Selective PHI Redaction

Redact only some PHI from a clinical note rather than all PHI found.

Sometimes, you only want to redact some of the protected health information (PHI) that is identified by the API. This may happen when you are using patient data internally, like for training or storage, and you need to see and/or use some of the PHI while scrubbing the rest.

To do this, we can first call the Identify PHI endpoint to see what PHI exists in our query text, and then we can run code to exclude some of those PHI Types from redaction.

Step 1: Call the Identify PHI Endpoint

You will need to import and set up the ScienceIO library and pandas (under the pd alias) to successfully run the code. Feel free to replace the query_text with your own if you want to try it on your own data or clinical notes.

# Import and set up required packages
from scienceio import ScienceIO
scio = ScienceIO()
import pandas as pd

# Provide query text containing PHI
query_text = "Jane Doe went to see Dr. House for an outpatient visit. The doctor upon examining her determined she needs to come in for a surgery. The surgery was scheduled to be performed at the Mercy Hospital in New Hope, PA. "

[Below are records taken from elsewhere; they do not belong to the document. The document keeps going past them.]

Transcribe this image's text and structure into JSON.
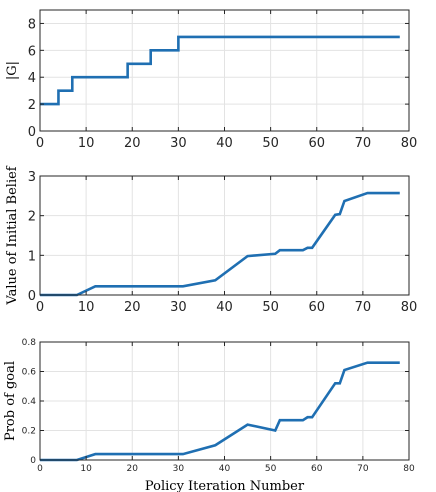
{
  "chart_data": [
    {
      "type": "line",
      "ylabel": "|G|",
      "xlabel": "",
      "xlim": [
        0,
        80
      ],
      "ylim": [
        0,
        9
      ],
      "xticks": [
        "0",
        "10",
        "20",
        "30",
        "40",
        "50",
        "60",
        "70",
        "80"
      ],
      "yticks": [
        "0",
        "2",
        "4",
        "6",
        "8"
      ],
      "grid": true,
      "step": true,
      "x": [
        0,
        4,
        7,
        19,
        24,
        30,
        78
      ],
      "y": [
        2,
        3,
        4,
        5,
        6,
        7,
        7
      ]
    },
    {
      "type": "line",
      "ylabel": "Value of Initial Belief",
      "xlabel": "",
      "xlim": [
        0,
        80
      ],
      "ylim": [
        0,
        3
      ],
      "xticks": [
        "0",
        "10",
        "20",
        "30",
        "40",
        "50",
        "60",
        "70",
        "80"
      ],
      "yticks": [
        "0",
        "1",
        "2",
        "3"
      ],
      "grid": true,
      "step": false,
      "x": [
        0,
        8,
        12,
        31,
        38,
        45,
        51,
        52,
        57,
        58,
        59,
        64,
        65,
        66,
        71,
        78
      ],
      "y": [
        0,
        0,
        0.22,
        0.22,
        0.37,
        0.98,
        1.04,
        1.13,
        1.13,
        1.19,
        1.19,
        2.02,
        2.04,
        2.37,
        2.57,
        2.57
      ]
    },
    {
      "type": "line",
      "ylabel": "Prob of goal",
      "xlabel": "Policy Iteration Number",
      "xlim": [
        0,
        80
      ],
      "ylim": [
        0,
        0.8
      ],
      "xticks": [
        "0",
        "10",
        "20",
        "30",
        "40",
        "50",
        "60",
        "70",
        "80"
      ],
      "yticks": [
        "0",
        "0.2",
        "0.4",
        "0.6",
        "0.8"
      ],
      "grid": true,
      "step": false,
      "x": [
        0,
        8,
        12,
        31,
        38,
        45,
        51,
        52,
        57,
        58,
        59,
        64,
        65,
        66,
        71,
        78
      ],
      "y": [
        0,
        0,
        0.04,
        0.04,
        0.1,
        0.24,
        0.2,
        0.27,
        0.27,
        0.29,
        0.29,
        0.52,
        0.52,
        0.61,
        0.66,
        0.66
      ]
    }
  ]
}
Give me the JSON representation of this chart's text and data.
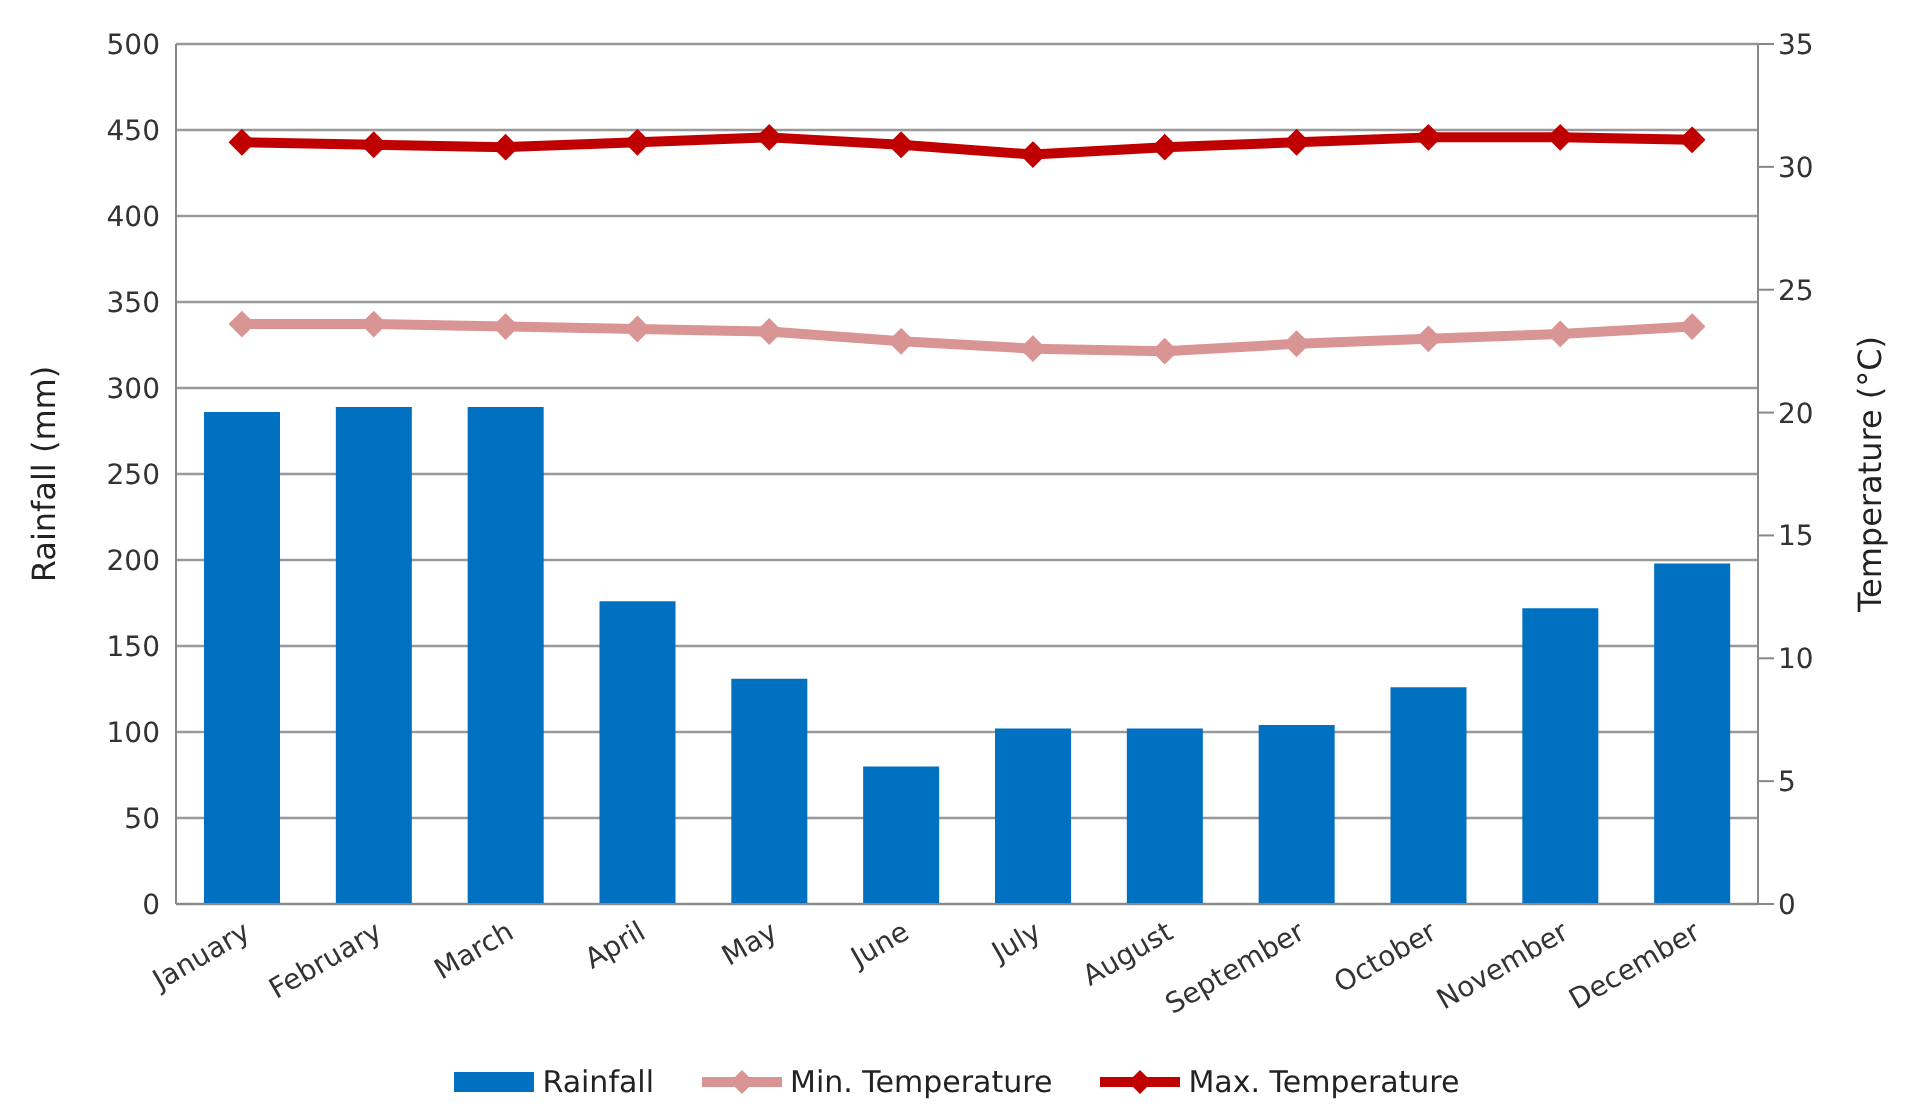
{
  "chart_data": {
    "type": "bar",
    "categories": [
      "January",
      "February",
      "March",
      "April",
      "May",
      "June",
      "July",
      "August",
      "September",
      "October",
      "November",
      "December"
    ],
    "series": [
      {
        "name": "Rainfall",
        "color": "#0070c0",
        "values": [
          286,
          289,
          289,
          176,
          131,
          80,
          102,
          102,
          104,
          126,
          172,
          198
        ]
      },
      {
        "name": "Min. Temperature",
        "type": "line",
        "axis": "y2",
        "color": "#d99594",
        "values": [
          23.6,
          23.6,
          23.5,
          23.4,
          23.3,
          22.9,
          22.6,
          22.5,
          22.8,
          23.0,
          23.2,
          23.5
        ]
      },
      {
        "name": "Max. Temperature",
        "type": "line",
        "axis": "y2",
        "color": "#c00000",
        "values": [
          31.0,
          30.9,
          30.8,
          31.0,
          31.2,
          30.9,
          30.5,
          30.8,
          31.0,
          31.2,
          31.2,
          31.1
        ]
      }
    ],
    "ylabel": "Rainfall (mm)",
    "y2label": "Temperature (°C)",
    "ylim": [
      0,
      500
    ],
    "yticks": [
      0,
      50,
      100,
      150,
      200,
      250,
      300,
      350,
      400,
      450,
      500
    ],
    "y2lim": [
      0,
      35
    ],
    "y2ticks": [
      0,
      5,
      10,
      15,
      20,
      25,
      30,
      35
    ],
    "grid": "y",
    "legend": "bottom",
    "marker": "diamond"
  }
}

# Call the Identify PHI endpoint
identify_result = scio.identify_phi(query_text)
identify_result

Step 2: Choose Which PHI to Keep Visible

If you already know which PHI Types you want to exclude from redaction, you can go directly to step 3 to specify those values. The following PHI Types are available for redaction and could show up in your JSON response:

AGE
BIOID
CITY
COUNTRY
DATE
DEVICE
DOCTOR
EMAIL
FAX
HEALTHPLAN
HOSPITAL
IDNUM
LOCATION-OTHER
MEDICALRECORD
ORGANIZATION
PATIENT
PHONE
PROFESSION
STATE
STREET
URL
USERNAME
ZIP

Otherwise, look at the JSON response and decide which PHI Types you wish to redact. They can be found in the label values. The response looks like this:

{'input_text': 'Jane Doe went to see Dr. House for an outpatient visit. The doctor upon examining her determined she needs to come in for a surgery. The surgery was scheduled to be performed at the Mercy Hospital in New Hope, PA. ',
 'annotations': [{'labels': {'phi_type': {'label': '[PATIENT]',
     'score': 0.999},
    'category': {'label': '[PERSON]'}},
   'text': 'Jane Doe',
   'span': {'start': 0, 'end': 8}},
  {'labels': {'phi_type': {'label': '[DOCTOR]', 'score': 0.999},
    'category': {'label': '[PERSON]'}},
   'text': 'House',
   'span': {'start': 25, 'end': 30}},
  {'labels': {'phi_type': {'label': '[HOSPITAL]', 'score': 0.999},
    'category': {'label': '[INSTITUTION]'}},
   'text': 'Mercy Hospital',
   'span': {'start': 182, 'end': 196}},
  {'labels': {'phi_type': {'label': '[CITY]', 'score': 0.999},
    'category': {'label': '[LOCATION]'}},
   'text': 'New Hope',
   'span': {'start': 200, 'end': 208}},
  {'labels': {'phi_type': {'label': '[STATE]', 'score': 0.999},
    'category': {'label': '[LOCATION]'}},
   'text': 'PA',
   'span': {'start': 210, 'end': 212}}]}

Step 3: Selectively Redact the Remaining PHI

First, we’ll specify which label values should be excluded from the redaction in a do_not_redact variable. Next, we’ll process the original text again but parse the annotations in reverse order (this is to avoid unexpected changes in the start and end values as PHI is redacted), and redact only the PHI Types that are not included in the do_not_redact variable. Then we’ll print the result.

In this example, we are choosing NOT to redact the following PHI Types:

  • DOCTOR
  • HOSPITAL
  • STATE

If you wish, change the PHI Types to ones found in your own data or clinical notes. The full list of possible PHI Types is shown in Step 2.

# DO NOT REDACT list
do_not_redact = ["[DOCTOR]","[HOSPITAL]","[STATE]"]

# Redact the text
redacted_text = identify_result["input_text"]
for annotation in reversed(identify_result["annotations"]):
    phi_type = annotation["labels"]["phi_type"]["label"]

    if phi_type not in do_not_redact:

        start = annotation["span"]["start"]
        end = annotation["span"]["end"]
        redacted_text = redacted_text[:start] + phi_type + redacted_text[end:]

redacted_text

The selectively redacted text looks like this:

[PATIENT] went to see Dr. House for an outpatient visit. The doctor upon examining her determined she needs to come in for a surgery. The surgery was scheduled to be performed at the Mercy Hospital in [CITY], PA.